Nonetheless the interior consists of a most acceptable facility for athletics. A banked, four-lane 200m track, a 10-lane 60m sprint/hurdles strip in the middle, twin long-jump pits at either side and high-jump beds to pull out into the middle once the sprinting is over. In addition there is a covered warm-up area where, rather disappointingly, the shot-putt facility is housed, down the end like an embarrassing relation.

The standard of competition was inevitably much higher than that our athletes experienced in Dublin and we didn’t threaten the podium.

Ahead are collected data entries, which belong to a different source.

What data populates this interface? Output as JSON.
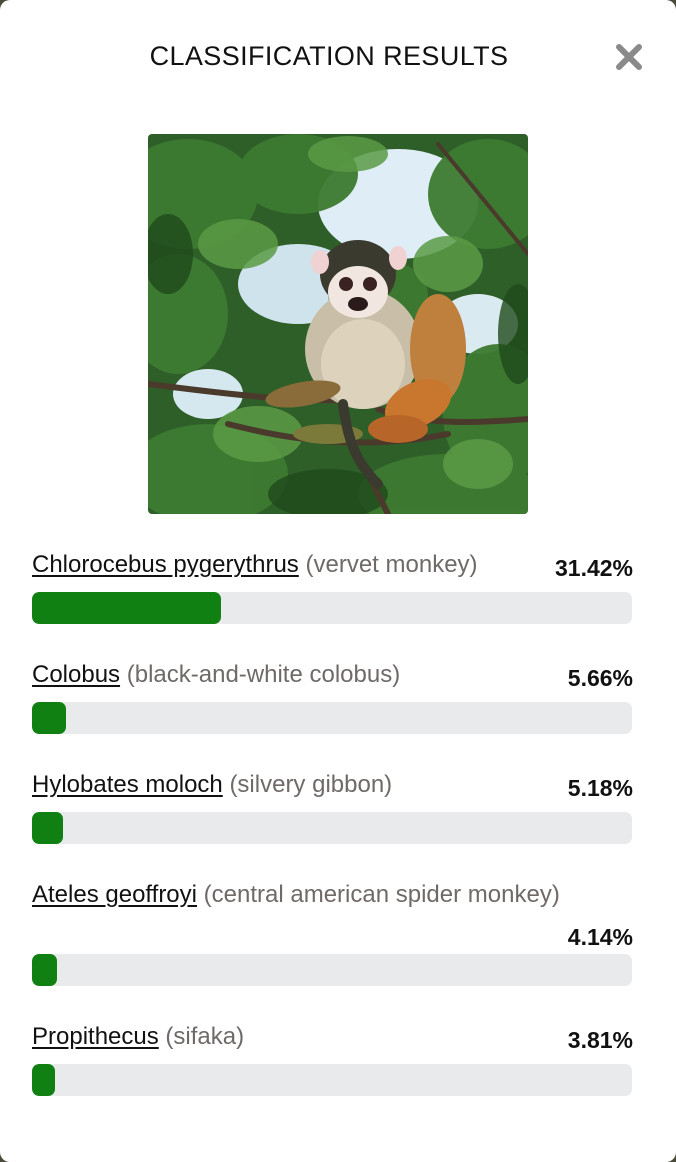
{
  "modal": {
    "title": "CLASSIFICATION RESULTS",
    "close_icon": "close-x-icon",
    "image": {
      "subject": "squirrel monkey perched in a leafy tree",
      "colors": {
        "foliage": "#2f6b2a",
        "sky": "#dfeef6",
        "fur": "#c9bfa8",
        "limbs": "#c9762e"
      }
    }
  },
  "colors": {
    "bar_fill": "#118012",
    "bar_track": "#e8eaec",
    "common_name": "#6f6a67"
  },
  "results": [
    {
      "scientific": "Chlorocebus pygerythrus",
      "common": "(vervet monkey)",
      "percent_label": "31.42%",
      "percent": 31.42
    },
    {
      "scientific": "Colobus",
      "common": "(black-and-white colobus)",
      "percent_label": "5.66%",
      "percent": 5.66
    },
    {
      "scientific": "Hylobates moloch",
      "common": "(silvery gibbon)",
      "percent_label": "5.18%",
      "percent": 5.18
    },
    {
      "scientific": "Ateles geoffroyi",
      "common": "(central american spider monkey)",
      "percent_label": "4.14%",
      "percent": 4.14
    },
    {
      "scientific": "Propithecus",
      "common": "(sifaka)",
      "percent_label": "3.81%",
      "percent": 3.81
    }
  ]
}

  • First up early in the day was Matthew Behan in the U14 sprint hurdles. He was simply overpowered by bigger, stronger athletes and his 10.99 didn’t qualify him for the final.
  • Patrick Keegan competed well in the U16 long jump without threatening.
  • Brian Gray finished eighth out of nine in the U16 shot with a best of 9.92, beaten by fitter, stronger lads. His time will come if he works at it.
  • Alix Hughes arrived just in time to take part in the U14 shot. Although throwing nicely she was – like Matthew, the smallest in the field and did not make the cut. Alix will do better with more technical throws and has the early makings of a multi-eventer.

But back to the facility. I can’t fathom how, when the Celtic Tiger was roaring, Croke Park was being re-developed and Landsdowne Road completely rebuilt, Athletics Ireland couldn’t manage to produce at least one high performance athletics facility near to Dublin.